Specifically, we could envision conducting the hypothesis test that the effect of a SNP in the high sugar group has a more significant negative effect on longevity than the effect of a SNP in the control group.
For each SNP, let $\hat{\beta}_{hs}$ and $\hat{\beta}_{c}$ be the estimated high sugar and control effects, respectively.
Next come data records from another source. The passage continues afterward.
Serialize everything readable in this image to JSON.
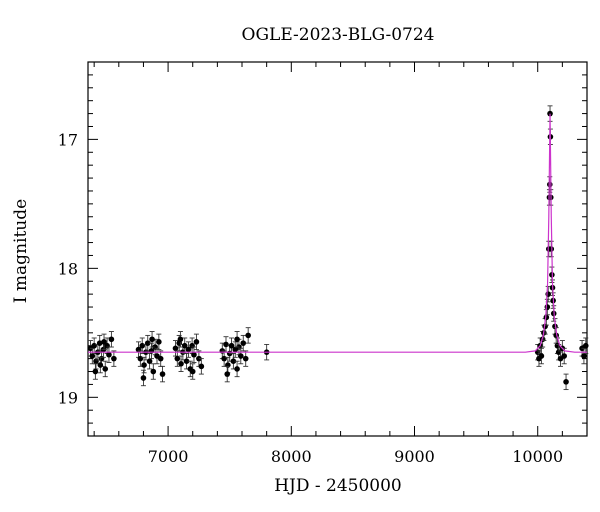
{
  "chart_data": {
    "type": "scatter",
    "title": "OGLE-2023-BLG-0724",
    "xlabel": "HJD - 2450000",
    "ylabel": "I magnitude",
    "xlim": [
      6350,
      10400
    ],
    "ylim": [
      19.3,
      16.4
    ],
    "y_inverted": true,
    "grid": false,
    "xticks": [
      7000,
      8000,
      9000,
      10000
    ],
    "xtick_labels": [
      "7000",
      "8000",
      "9000",
      "10000"
    ],
    "yticks": [
      17,
      18,
      19
    ],
    "ytick_labels": [
      "17",
      "18",
      "19"
    ],
    "colors": {
      "data": "#000000",
      "model": "#cc33cc"
    },
    "model": {
      "baseline": 18.65,
      "t0": 10100,
      "peak_mag": 16.8,
      "points": [
        [
          6350,
          18.65
        ],
        [
          9900,
          18.65
        ],
        [
          9980,
          18.64
        ],
        [
          10020,
          18.6
        ],
        [
          10045,
          18.52
        ],
        [
          10065,
          18.38
        ],
        [
          10080,
          18.12
        ],
        [
          10090,
          17.6
        ],
        [
          10095,
          17.2
        ],
        [
          10100,
          16.8
        ],
        [
          10105,
          17.2
        ],
        [
          10110,
          17.6
        ],
        [
          10120,
          18.12
        ],
        [
          10135,
          18.38
        ],
        [
          10155,
          18.52
        ],
        [
          10180,
          18.6
        ],
        [
          10220,
          18.64
        ],
        [
          10300,
          18.65
        ],
        [
          10400,
          18.65
        ]
      ]
    },
    "series": [
      {
        "points": [
          [
            6370,
            18.62
          ],
          [
            6385,
            18.68
          ],
          [
            6400,
            18.6
          ],
          [
            6415,
            18.72
          ],
          [
            6430,
            18.65
          ],
          [
            6445,
            18.58
          ],
          [
            6460,
            18.7
          ],
          [
            6475,
            18.63
          ],
          [
            6490,
            18.78
          ],
          [
            6505,
            18.6
          ],
          [
            6520,
            18.67
          ],
          [
            6540,
            18.55
          ],
          [
            6560,
            18.7
          ],
          [
            6410,
            18.8
          ],
          [
            6450,
            18.75
          ],
          [
            6480,
            18.57
          ],
          [
            6760,
            18.63
          ],
          [
            6775,
            18.7
          ],
          [
            6790,
            18.6
          ],
          [
            6805,
            18.75
          ],
          [
            6820,
            18.65
          ],
          [
            6835,
            18.58
          ],
          [
            6850,
            18.72
          ],
          [
            6865,
            18.64
          ],
          [
            6880,
            18.8
          ],
          [
            6895,
            18.61
          ],
          [
            6910,
            18.68
          ],
          [
            6925,
            18.57
          ],
          [
            6940,
            18.7
          ],
          [
            6955,
            18.82
          ],
          [
            6800,
            18.85
          ],
          [
            6870,
            18.55
          ],
          [
            7060,
            18.62
          ],
          [
            7075,
            18.7
          ],
          [
            7090,
            18.58
          ],
          [
            7105,
            18.74
          ],
          [
            7120,
            18.65
          ],
          [
            7135,
            18.6
          ],
          [
            7150,
            18.72
          ],
          [
            7165,
            18.63
          ],
          [
            7180,
            18.78
          ],
          [
            7195,
            18.6
          ],
          [
            7210,
            18.67
          ],
          [
            7230,
            18.57
          ],
          [
            7250,
            18.7
          ],
          [
            7270,
            18.76
          ],
          [
            7100,
            18.55
          ],
          [
            7200,
            18.8
          ],
          [
            7440,
            18.64
          ],
          [
            7455,
            18.7
          ],
          [
            7470,
            18.59
          ],
          [
            7485,
            18.75
          ],
          [
            7500,
            18.66
          ],
          [
            7515,
            18.6
          ],
          [
            7530,
            18.72
          ],
          [
            7545,
            18.63
          ],
          [
            7560,
            18.78
          ],
          [
            7575,
            18.61
          ],
          [
            7590,
            18.68
          ],
          [
            7610,
            18.58
          ],
          [
            7630,
            18.7
          ],
          [
            7650,
            18.52
          ],
          [
            7480,
            18.82
          ],
          [
            7560,
            18.55
          ],
          [
            7800,
            18.65
          ],
          [
            10000,
            18.65
          ],
          [
            10010,
            18.7
          ],
          [
            10020,
            18.6
          ],
          [
            10030,
            18.68
          ],
          [
            10040,
            18.55
          ],
          [
            10050,
            18.5
          ],
          [
            10060,
            18.45
          ],
          [
            10070,
            18.38
          ],
          [
            10078,
            18.3
          ],
          [
            10085,
            18.2
          ],
          [
            10090,
            17.85
          ],
          [
            10095,
            17.45
          ],
          [
            10098,
            17.35
          ],
          [
            10100,
            16.8
          ],
          [
            10103,
            16.98
          ],
          [
            10106,
            17.45
          ],
          [
            10110,
            17.85
          ],
          [
            10115,
            18.05
          ],
          [
            10120,
            18.15
          ],
          [
            10125,
            18.25
          ],
          [
            10130,
            18.35
          ],
          [
            10140,
            18.45
          ],
          [
            10150,
            18.52
          ],
          [
            10160,
            18.6
          ],
          [
            10170,
            18.65
          ],
          [
            10185,
            18.7
          ],
          [
            10200,
            18.62
          ],
          [
            10215,
            18.68
          ],
          [
            10230,
            18.88
          ],
          [
            10360,
            18.62
          ],
          [
            10375,
            18.68
          ],
          [
            10390,
            18.6
          ]
        ]
      }
    ]
  }
}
Also, let $\hat{\sigma}_{hs}$ and $\hat{\sigma}_{c}$ be the standard error estimates for the regression estimates of the high sugar and control effects, respectively. Then, we can define a Z-score as:
\begin{equation*}
z = \frac{\hat{\beta}_{hs} - \hat{\beta}_{c}}{\sqrt{\hat{\sigma}^{2}_{hs} + \hat{\sigma}^{2}_{c}}}
\end{equation*}
The density plot of p-values in shown below for this test:
```{r}
summary_table_sig <- summary_table_sig %>%
dplyr::mutate(reg_z = (coef_HS - coef_CTRL) / sqrt(std_error_ctrl ^ 2 + std_error_hs ^ 2))
summary_table_sig <- summary_table_sig %>%
dplyr::mutate(reg_p = pnorm(reg_z))
```
```{r}
plot(density(summary_table_sig$reg_p, from = 0, to = 1), main = "P-value of Regression Coefficient Test", ylim = c(0, 3.25))
```
Clearly, this distribution deviates very strongly from uniformity, indicating there are likely many signals that are stronger in the case of the high sugar group than the control group
```{r}
summary_table_sig <- summary_table_sig %>%
dplyr::mutate(reg_fdr = qvalue::lfdr(reg_p))
num_shared_hs_amp <- summary_table_sig %>%
dplyr::filter(sig_cat == 'shared' & reg_fdr <= .1) %>%
nrow()
```
If we look at the signals that are described as "shared" by Pallares et al. but have a local FDR below .1, we identify 72 candidate SNPs for amplification.